To everyone who read my earlier updates, thanks for joining me on my epic quest to compare immigration narratives between U.S., Mexican, and Honduran media. To those of you who would prefer a short-cut, here’s a quick summary of my research process and findings. If you’re interested in an aesthetically-pleasing presentation that expands on my work, click this link: https://www.canva.com/design/DADjCQOqTpI/GIKViodioiczN4__5Hj-FQ/view?utm_content=DADjCQOqTpI&utm_campaign=designshare&utm_medium=link&utm_source=sharebutton

 During the first week, I combed through 250 New York Times articles and found that, in general, the stories were discouraging to potential migrants.

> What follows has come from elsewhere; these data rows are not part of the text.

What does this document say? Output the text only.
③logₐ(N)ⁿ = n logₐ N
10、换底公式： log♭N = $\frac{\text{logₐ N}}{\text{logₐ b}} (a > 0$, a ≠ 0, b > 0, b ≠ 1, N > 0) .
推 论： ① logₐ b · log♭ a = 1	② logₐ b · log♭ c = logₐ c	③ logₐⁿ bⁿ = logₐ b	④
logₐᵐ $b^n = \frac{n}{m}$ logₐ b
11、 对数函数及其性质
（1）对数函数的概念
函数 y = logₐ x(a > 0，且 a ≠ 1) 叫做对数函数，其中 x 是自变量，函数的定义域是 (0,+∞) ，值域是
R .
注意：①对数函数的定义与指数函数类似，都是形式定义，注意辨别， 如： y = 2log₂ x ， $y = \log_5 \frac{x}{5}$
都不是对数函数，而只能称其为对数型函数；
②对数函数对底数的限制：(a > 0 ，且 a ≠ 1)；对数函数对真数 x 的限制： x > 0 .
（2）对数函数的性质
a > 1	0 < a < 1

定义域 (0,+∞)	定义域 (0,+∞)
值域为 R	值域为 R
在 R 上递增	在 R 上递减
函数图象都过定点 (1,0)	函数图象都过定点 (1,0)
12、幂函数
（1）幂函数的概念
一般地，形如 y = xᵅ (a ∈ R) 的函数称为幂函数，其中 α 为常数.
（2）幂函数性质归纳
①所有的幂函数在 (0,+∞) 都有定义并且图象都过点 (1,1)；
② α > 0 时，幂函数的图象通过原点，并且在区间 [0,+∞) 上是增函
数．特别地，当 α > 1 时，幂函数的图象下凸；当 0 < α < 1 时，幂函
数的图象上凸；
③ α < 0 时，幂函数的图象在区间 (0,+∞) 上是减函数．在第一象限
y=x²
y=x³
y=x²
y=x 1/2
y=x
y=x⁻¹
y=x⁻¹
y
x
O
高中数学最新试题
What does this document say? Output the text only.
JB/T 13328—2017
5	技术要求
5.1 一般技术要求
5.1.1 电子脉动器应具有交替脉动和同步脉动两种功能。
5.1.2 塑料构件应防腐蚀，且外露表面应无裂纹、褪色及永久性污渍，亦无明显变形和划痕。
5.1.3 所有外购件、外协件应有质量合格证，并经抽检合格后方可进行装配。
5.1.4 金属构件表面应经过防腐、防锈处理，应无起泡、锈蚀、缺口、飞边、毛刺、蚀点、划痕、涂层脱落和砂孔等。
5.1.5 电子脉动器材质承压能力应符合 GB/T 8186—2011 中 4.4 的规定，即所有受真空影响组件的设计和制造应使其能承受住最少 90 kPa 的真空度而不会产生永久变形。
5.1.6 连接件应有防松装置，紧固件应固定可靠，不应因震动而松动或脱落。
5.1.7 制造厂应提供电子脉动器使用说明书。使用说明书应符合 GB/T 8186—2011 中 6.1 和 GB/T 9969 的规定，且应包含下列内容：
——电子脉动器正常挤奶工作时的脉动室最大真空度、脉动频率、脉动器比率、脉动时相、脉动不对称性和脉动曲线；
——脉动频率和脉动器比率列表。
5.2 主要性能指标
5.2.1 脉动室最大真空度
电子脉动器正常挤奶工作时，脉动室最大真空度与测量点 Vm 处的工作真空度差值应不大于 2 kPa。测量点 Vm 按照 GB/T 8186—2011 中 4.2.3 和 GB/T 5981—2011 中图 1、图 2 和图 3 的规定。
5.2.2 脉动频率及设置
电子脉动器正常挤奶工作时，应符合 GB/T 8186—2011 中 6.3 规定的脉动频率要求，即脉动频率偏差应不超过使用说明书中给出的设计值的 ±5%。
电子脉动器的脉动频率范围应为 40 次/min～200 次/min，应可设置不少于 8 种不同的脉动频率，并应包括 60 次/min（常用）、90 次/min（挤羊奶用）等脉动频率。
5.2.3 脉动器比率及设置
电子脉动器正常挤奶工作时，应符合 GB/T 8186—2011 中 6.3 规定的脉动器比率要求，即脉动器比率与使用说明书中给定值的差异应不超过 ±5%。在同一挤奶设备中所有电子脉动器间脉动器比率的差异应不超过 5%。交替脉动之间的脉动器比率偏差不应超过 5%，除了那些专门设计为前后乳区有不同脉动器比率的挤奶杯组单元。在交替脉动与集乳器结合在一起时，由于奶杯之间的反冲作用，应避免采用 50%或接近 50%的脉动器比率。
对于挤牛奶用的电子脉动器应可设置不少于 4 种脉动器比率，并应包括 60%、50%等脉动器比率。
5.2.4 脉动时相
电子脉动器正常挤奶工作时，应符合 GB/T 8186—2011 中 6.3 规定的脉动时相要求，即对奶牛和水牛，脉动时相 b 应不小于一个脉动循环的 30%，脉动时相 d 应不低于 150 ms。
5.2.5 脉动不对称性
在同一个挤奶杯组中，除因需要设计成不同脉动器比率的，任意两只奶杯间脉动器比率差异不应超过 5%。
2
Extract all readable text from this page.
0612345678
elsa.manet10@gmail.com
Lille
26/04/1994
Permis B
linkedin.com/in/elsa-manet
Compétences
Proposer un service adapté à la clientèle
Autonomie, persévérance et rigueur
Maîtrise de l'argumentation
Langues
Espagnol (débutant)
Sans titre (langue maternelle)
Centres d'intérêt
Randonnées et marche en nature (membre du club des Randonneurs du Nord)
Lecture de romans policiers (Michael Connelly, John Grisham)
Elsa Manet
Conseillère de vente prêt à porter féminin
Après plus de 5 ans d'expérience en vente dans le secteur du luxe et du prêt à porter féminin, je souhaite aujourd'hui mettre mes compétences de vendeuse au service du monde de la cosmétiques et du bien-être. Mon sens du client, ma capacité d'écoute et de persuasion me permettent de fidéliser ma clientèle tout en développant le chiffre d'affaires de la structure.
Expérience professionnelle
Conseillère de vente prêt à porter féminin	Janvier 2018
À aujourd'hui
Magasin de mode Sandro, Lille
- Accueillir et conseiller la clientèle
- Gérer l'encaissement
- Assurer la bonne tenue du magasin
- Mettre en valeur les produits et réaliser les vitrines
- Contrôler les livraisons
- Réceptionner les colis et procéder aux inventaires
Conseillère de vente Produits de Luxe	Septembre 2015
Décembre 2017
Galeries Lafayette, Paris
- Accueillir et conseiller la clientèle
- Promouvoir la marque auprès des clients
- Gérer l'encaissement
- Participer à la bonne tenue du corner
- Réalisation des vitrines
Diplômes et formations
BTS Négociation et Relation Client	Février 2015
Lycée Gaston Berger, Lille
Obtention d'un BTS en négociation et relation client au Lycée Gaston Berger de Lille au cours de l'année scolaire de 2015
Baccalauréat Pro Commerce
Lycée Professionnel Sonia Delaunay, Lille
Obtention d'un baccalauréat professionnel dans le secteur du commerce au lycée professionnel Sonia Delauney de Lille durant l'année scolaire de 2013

Although there were exceptions—like opinion pieces that extolled the economic benefits of immigrants or news pieces that detailed Supreme Court wins for asylum-seekers—most stories told of increasing barriers to entry and anti-immigrant sentiment. Throughout the second week I analyzed 250 more articles, this time from popular newspapers in Mexico and Honduras. Even though these “origin”-country papers showed slight differences in coverage, they both seemed to craft narratives that were discouraging to potential migrants. Common topics included the dangers of a migrant’s journey, the U.S.’s restrictive immigration policies, or the mistreatment of migrants in detainment centers.

After a year’s worth of news consumption in three weeks, it appeared that the “origin”-country media AND the “receiving”-country media sent potential migrants a similar message: the journey to the U.S. is dangerous, and America will not welcome you with open arms. This means that potential migrants with access to news media are likely aware of the obstacles they face. Many that choose to travel to the U.S. understand that they may not find an easy life, but they make the journey anyway in search of relative safety.

Thanks to this project, I am now well-versed in current immigration affairs and migration-related Spanish. However, I also learned some invaluable lessons about the research process. One lesson that stuck with me is that no study is perfect. As much as a researcher might strive to control every variable and close every gap in the data, there will probably still be a few gray areas. My weeks-long endeavor has shown me that it’s better to acknowledge these small discrepancies and learn from them, rather than brush them under the rug.